The snowball strategy is most associated with Dave Ramsey's The Total Money Makeover (2003), which popularised the smallest-balance-first approach for its behavioural momentum. Avalanche is the mathematically optimal interest-minimising order. This is a pure-math calculator with no external data sources — the only inputs are the ones you enter above.
Last verified: May 2026.
Frequently Asked Questions
What is the debt snowball method?
The snowball method, popularised by Dave Ramsey, is to pay minimums on every debt and direct any extra cash at the smallest balance first. When that debt is gone, you "snowball" its minimum payment into the next-smallest debt, and so on. The wins-first psychology beats the slightly worse maths for most people.
Snowball vs avalanche — which is better?
Avalanche (highest APR first) saves more interest mathematically. Snowball (smallest balance first) gives quicker emotional wins. The interest difference is usually small — a few hundred dollars — and the snowball wins more often in real life because people stick with it. Use this calculator to see your specific gap.
Should I include my mortgage in the snowball?

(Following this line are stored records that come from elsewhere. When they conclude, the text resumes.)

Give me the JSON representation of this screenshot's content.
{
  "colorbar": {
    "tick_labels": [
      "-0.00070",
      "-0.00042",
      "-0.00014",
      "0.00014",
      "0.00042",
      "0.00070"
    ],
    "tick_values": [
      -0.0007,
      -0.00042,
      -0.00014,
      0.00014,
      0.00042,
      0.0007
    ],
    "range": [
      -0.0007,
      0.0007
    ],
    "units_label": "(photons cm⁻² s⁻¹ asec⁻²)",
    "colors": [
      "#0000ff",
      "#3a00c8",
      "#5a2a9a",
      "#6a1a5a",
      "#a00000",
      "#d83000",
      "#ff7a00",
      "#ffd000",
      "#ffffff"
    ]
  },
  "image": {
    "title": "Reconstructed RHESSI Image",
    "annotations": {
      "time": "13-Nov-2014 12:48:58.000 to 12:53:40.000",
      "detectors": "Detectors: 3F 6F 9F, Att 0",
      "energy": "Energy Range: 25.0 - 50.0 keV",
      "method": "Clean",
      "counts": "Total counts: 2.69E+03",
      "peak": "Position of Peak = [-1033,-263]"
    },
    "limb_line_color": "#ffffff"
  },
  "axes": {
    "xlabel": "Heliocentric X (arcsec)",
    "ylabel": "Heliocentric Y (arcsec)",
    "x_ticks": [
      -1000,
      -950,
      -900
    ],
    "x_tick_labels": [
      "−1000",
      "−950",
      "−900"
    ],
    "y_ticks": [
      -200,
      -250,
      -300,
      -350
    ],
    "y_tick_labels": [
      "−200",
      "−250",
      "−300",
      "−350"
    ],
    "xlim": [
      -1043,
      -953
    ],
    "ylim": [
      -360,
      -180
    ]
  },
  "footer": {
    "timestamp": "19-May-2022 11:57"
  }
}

Usually no. Mortgages are low-rate, long-term, and tax-treated. Standard advice is to snowball consumer debt (credit cards, personal loans, car loans, store cards) and treat the mortgage as a separate, low-priority payoff goal.
What if my minimum payments don't cover the interest?
You're going backward — interest is being added faster than payments reduce the balance. The calculator returns an error in this case. Increase the extra monthly payment or call the lender to negotiate a hardship plan.
How does extra money "snowball"?
When debt #1 clears, its minimum payment is freed up and added to your extra payment for debt #2. When debt #2 clears, both freed minimums plus extra hit debt #3. Each clear-out grows the snowball — the last debt is paid off astonishingly fast.